Finance

Hubris Upended Silicon Valley Bank

Hubris caught up with Silicon Valley Bank. It borrowed short and invested long, a banking 101 mistake. It lobbied lawmakers for relaxed capital requirements, and it relied on a relatively small number of customers.

I worked with tech companies in Silicon Valley for many years. Since its establishment in 1983, SVB had been an integral part of the region’s startup ecosystem, positioning itself as a “partner for the innovation economy.” It sought to differentiate itself from what it considered stodgy, risk-averse larger banks.

The influence of SVB was enormous. Its executives spoke at conferences, and the bank hosted many events for startups and their founders. Venture capital firms put their own money in SVB and encouraged their clients to do the same. Fortune 1000 tech companies also deposited large sums. SVB was the bank that represented their interests and understood the connection between big risks and big rewards.

Photo of SVB's headquarters in South San Francisco

SVB catered to the tech industry — startups, venture capitalists, Fortune 1000 firms.

The Timeline

That 40-year relationship abruptly ended this month.

  • March 8. SVB sold $21 billion in assets for a $1.8 billion loss.
  • March 9. Depositors withdrew $42 billion from SVB, leaving it with a $1 billion negative cash balance.
  • March 10. Regulators took control of SVB, with the Federal Deposit Insurance Corporation as the receiver.

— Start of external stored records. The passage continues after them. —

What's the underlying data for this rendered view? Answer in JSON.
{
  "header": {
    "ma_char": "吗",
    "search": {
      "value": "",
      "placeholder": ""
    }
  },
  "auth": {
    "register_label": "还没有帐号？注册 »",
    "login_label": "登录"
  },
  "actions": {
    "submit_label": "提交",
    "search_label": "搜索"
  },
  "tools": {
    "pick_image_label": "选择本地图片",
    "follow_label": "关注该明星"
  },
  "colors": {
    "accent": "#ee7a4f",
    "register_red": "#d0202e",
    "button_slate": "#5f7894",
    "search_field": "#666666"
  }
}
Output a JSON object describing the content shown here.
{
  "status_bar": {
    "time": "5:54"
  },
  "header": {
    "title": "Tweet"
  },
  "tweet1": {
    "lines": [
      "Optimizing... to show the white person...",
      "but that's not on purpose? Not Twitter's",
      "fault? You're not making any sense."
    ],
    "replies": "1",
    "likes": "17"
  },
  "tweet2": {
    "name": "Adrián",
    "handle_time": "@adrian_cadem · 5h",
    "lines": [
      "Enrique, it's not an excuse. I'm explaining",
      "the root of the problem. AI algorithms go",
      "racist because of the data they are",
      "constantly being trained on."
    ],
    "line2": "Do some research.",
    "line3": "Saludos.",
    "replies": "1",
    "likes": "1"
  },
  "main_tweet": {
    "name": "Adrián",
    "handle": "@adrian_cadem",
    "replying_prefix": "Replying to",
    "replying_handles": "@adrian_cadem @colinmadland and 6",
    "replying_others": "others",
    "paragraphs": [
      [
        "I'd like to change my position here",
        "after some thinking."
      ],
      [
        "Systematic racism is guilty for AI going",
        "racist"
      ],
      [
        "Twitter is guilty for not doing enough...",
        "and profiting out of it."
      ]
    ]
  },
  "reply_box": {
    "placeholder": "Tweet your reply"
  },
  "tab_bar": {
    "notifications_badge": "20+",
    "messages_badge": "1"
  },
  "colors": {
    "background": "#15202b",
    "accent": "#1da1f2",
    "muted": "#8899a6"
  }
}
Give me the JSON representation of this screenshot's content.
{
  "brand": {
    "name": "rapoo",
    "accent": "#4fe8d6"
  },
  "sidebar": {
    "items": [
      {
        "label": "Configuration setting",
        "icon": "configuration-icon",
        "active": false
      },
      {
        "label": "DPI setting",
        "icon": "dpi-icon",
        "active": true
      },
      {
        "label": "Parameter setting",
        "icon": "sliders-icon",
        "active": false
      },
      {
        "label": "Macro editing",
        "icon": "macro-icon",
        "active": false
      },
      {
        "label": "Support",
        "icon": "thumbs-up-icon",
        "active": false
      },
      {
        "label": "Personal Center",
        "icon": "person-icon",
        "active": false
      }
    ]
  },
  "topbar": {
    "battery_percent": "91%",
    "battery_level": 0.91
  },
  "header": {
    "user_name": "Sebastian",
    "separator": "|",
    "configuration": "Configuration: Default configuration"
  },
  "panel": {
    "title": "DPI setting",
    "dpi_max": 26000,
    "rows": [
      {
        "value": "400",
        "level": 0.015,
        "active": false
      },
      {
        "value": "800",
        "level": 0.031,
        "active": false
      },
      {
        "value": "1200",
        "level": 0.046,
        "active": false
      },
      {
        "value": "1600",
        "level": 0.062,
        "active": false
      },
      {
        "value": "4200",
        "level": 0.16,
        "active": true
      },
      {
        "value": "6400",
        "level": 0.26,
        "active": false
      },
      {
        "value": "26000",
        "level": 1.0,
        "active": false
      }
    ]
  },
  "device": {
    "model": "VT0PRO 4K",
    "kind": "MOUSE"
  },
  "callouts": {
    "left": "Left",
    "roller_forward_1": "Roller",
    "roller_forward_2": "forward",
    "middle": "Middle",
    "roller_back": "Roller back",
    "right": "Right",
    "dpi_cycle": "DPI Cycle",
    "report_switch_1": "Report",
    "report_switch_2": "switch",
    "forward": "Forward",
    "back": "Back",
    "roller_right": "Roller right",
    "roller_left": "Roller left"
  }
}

According to SVB, it had $209 billion in assets at the end of 2022. Over 90% of its deposits were uninsured — above the $250,000 FDIC limit — owing to the relatively small group of customers parking large sums of money.

To quell the panic that set in the weekend of March 11 and 12, Treasury Secretary Janet Yellen authorized the FDIC to guarantee all deposits held by SVB, including balances exceeding the $250,000 limit. By Monday, the FDIC had created a new bank — Silicon Valley Bank, N.A. — and depositors had access to all their funds, allowing them to meet payroll and other expenses. The money to support this comes from the FDIC.

SVB’s failure is the second-largest in U.S. history and the largest since the financial crisis of 2008. SVB was the nation’s 16th largest bank. The takeover put nearly $175 billion in customer deposits under the regulator’s control. SVB’s fall was followed on March 12 by the seizure of Signature Bank by the New York Department of Financial Services, which appointed the FDIC as the bank’s receiver. Signature Bank represents the third biggest bank failure in history.

Why Did SVB Fail?

A disproportionate share of the company’s capital was in longer-duration investments, including mortgage securities and bonds, funded by short-term deposits. As interest rates rose, the value of those investments fell while deposits remained accessible to account holders.

As the economy slowed, many tech firms burned through their cash and could not secure new funding. As rumors spread about SVB’s inability to cover withdrawals, VCs started removing their deposits from the bank and advising the firms they funded to do the same. VCs expressed their concerns in a very public way: posting to Twitter, prompting more depositors to withdraw their money. This caused the $42 billion one-day run on the bank.

In 2010, Congress passed the Dodd-Frank Act that subjected most banks to frequent “stress tests” and a minimum level of capital reserves. In 2018, Congress voted to weaken the reserves requirement of regional banks by upping the asset threshold from $50 billion to $250 billion — banks below $250 billion in assets were exempt from Dodd-Frank minimums.

The leadership of SVB lobbied heavily for the rollback even though it was not regional. It had branches nationwide and partnerships with banks worldwide. It courted technology companies from Europe and China. SVB had branches in China, Denmark, Germany, India, Israel, and Sweden.

SPD Silicon Valley Bank, SVB’s joint venture in China, was popular among Chinese startups because of access to U.S.-based investors. Opening an SVB account online required only a China-based mobile number for verification.

In the U.K., where SVB reportedly had invested in almost half of the country’s startups, the Bank of England placed SVB UK into insolvency. The government then sold SVB to another bank, HSBC, for £1.

Affected Companies

  • Etsy, an SVB client, had to delay payments to some sellers before it was clear the FDIC would cover all deposits.
  • Shopify halted payments to online sellers with Silicon Valley Bank accounts. It told merchants that they needed to move their accounts to another bank to receive funds. Shopify itself had an SVB account.
  • Camp, a toy ecommerce startup, emailed customers on March 10, warning that the company had most of its cash assets with SVB. The retailer ran a 40% promotion on all merchandise over the weekend of March 11 to spur sales that would be deposited into another bank.
  • The bankrupt crypto lender BlockFi had $227 million at SVB, according to a court filing.
  • Payment automation platform Biil.com had about $670 million at Silicon Valley Bank.